I. General Information
School Name: Maywood Community School
School District: SD#41 Burnaby
Inquiry Team Members: Marie Stevens email@example.com, Kathryn Yamamoto firstname.lastname@example.org, Megan Aprim email@example.com, Kerri Lanway firstname.lastname@example.org, Ravena Berar email@example.com, Sue Hon firstname.lastname@example.org, Juliana Cipparone Juliana.Cipparrone@burnabyschools.ca
Inquiry Team Contact Name/Email: Kathryn Yamamotoemail@example.com
II. Inquiry Project Information
Type of Inquiry: NOIIE
Grade Levels Addressed Through Inquiry: Primary (K-3), Intermediate (4-7)
Curricular Areas Addressed:
- Arts Education
- Language Arts – Literacy
- Language Arts – Oral Language
- Language Arts – Reading
- Language Arts – Writing
- Social Studies
- Indigenous understandings (for example, Traditional Knowledge, oral history, reconciliation)
- Core competencies (for example, critical thinking, communication, problem solving)
- First Peoples Principles of Learning
- Growth mindset
- Indigenous pedagogy
- Land, Nature or Place-based learning
- Social and emotional learning
In one sentence, what was your focus for the year? Through telling our own stories, we will focus on how our connections to place and land inform our individual and collective identities and stories.
III. Spirals of Inquiry Details
Scanning: We used the 4 key questions to narrow the focus of our inquiry. We pride ourselves in being a school community where everyone is welcome, but were we providing that for our Indigenous learners? The interconnectedness of the FPPL meant that they were a perfect pairing for our learning, as “everything is connected” was a major theme in our identity journeys.
Focus: By telling our own stories and exploring our identities, we hoped to build self-esteem and find commonalities with which our students and staff could connect. We hoped that students would come to understand the roles and impacts they have on their own lives and the lives of others. We wanted students to have a better understanding of who they are.
Hunch: Schools, as they operate today, are unfortunately relics of colonialism. We hoped to begin to decolonize some of our learning and thinking by understanding the importance of the land to Indigenous nations, and how connection to the land is integral to identity. We wanted to help students to see how this is important in their own lives.
New Professional Learning: Our school staff took part in 2 pro-d sessions offered by the district; these were lead by Dustin Louie and Jo Chrona. Each session focused on the past wrongs, decolonizing our thinking, and reconciliation.
Taking Action: We had a school-wide mural project that was completed in collaboration with Katize artist Rain Pierre (Rain Awakens).

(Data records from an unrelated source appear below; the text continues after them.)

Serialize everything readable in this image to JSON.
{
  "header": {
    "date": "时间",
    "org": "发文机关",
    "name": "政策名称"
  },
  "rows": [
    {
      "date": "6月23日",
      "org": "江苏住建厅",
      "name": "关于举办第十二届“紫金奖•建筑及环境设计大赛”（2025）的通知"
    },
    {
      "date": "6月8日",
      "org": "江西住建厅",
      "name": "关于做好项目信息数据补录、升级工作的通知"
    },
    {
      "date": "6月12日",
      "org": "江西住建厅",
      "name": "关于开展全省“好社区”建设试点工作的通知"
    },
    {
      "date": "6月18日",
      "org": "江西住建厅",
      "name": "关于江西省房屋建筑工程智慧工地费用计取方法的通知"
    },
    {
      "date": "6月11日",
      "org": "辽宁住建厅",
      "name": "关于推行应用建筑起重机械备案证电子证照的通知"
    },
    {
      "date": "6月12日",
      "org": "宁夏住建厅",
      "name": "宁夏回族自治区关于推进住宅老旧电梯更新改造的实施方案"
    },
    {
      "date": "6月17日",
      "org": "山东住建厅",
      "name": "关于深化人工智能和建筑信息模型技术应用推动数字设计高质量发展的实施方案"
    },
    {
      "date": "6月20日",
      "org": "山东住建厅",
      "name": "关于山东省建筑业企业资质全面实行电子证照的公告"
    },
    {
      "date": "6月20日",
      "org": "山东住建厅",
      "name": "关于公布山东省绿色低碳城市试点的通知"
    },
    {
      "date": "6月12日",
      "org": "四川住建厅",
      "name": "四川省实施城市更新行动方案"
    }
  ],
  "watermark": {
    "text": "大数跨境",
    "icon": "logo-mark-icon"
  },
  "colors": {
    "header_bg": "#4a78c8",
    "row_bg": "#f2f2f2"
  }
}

Every student in the school created an art piece using the guiding themes of nature, community, connectedness, identity, and reconciliation. This was a 5 month project. In June, when the mural was unveiled, all student art work was put on display in the hallways – art gallery style – for everyone to explore. We hosted a gallery walk for the classes, that included the mural, so they could make connections between their lived artistic experiences and those of others.
Photo (above): Division 2 artists creating images to represent their identity and connection to the natural world. Such care and attention to detail as they draft their ideas for an “identity tattoo.” (photo credit: Kathryn Yamamoto)
Photos (above): This is during our mural unveiling with Katzie artist Rain Pierre (Rain Awakens).
The students are showing which part of the mural includes their personal art. (photo credit: Marie Stevens)
Checking: As a result of the work I did as the Indigenous Literacy Inquiry Teacher, I made deeper connections with almost every one of our Indigenous learners. These students would often seek me out to chat, to find comfort, and to ask questions.
From the whole school perspective, the staff and students were invested in the work of the mural project and the excitement grew as the momentum of the project grew. On the day that the mural was unveiled, crowds of students came to admire the mural, to congratulate their friends for their art being on the mural, and to take pictures with their family. There was a definite sense of belonging and connectedness, and a stronger community identity. The steps we have taken with our learning this year are now on display for the community to see, and we have made definitive steps in being committed to focusing on reconciliation.
Reflections/Advice: We hope to continue on a similar theme of identity and telling our stories. We wish to honour their stories, and give them voice, agency and an opportunity to share their personal narrative to strengthen their identity.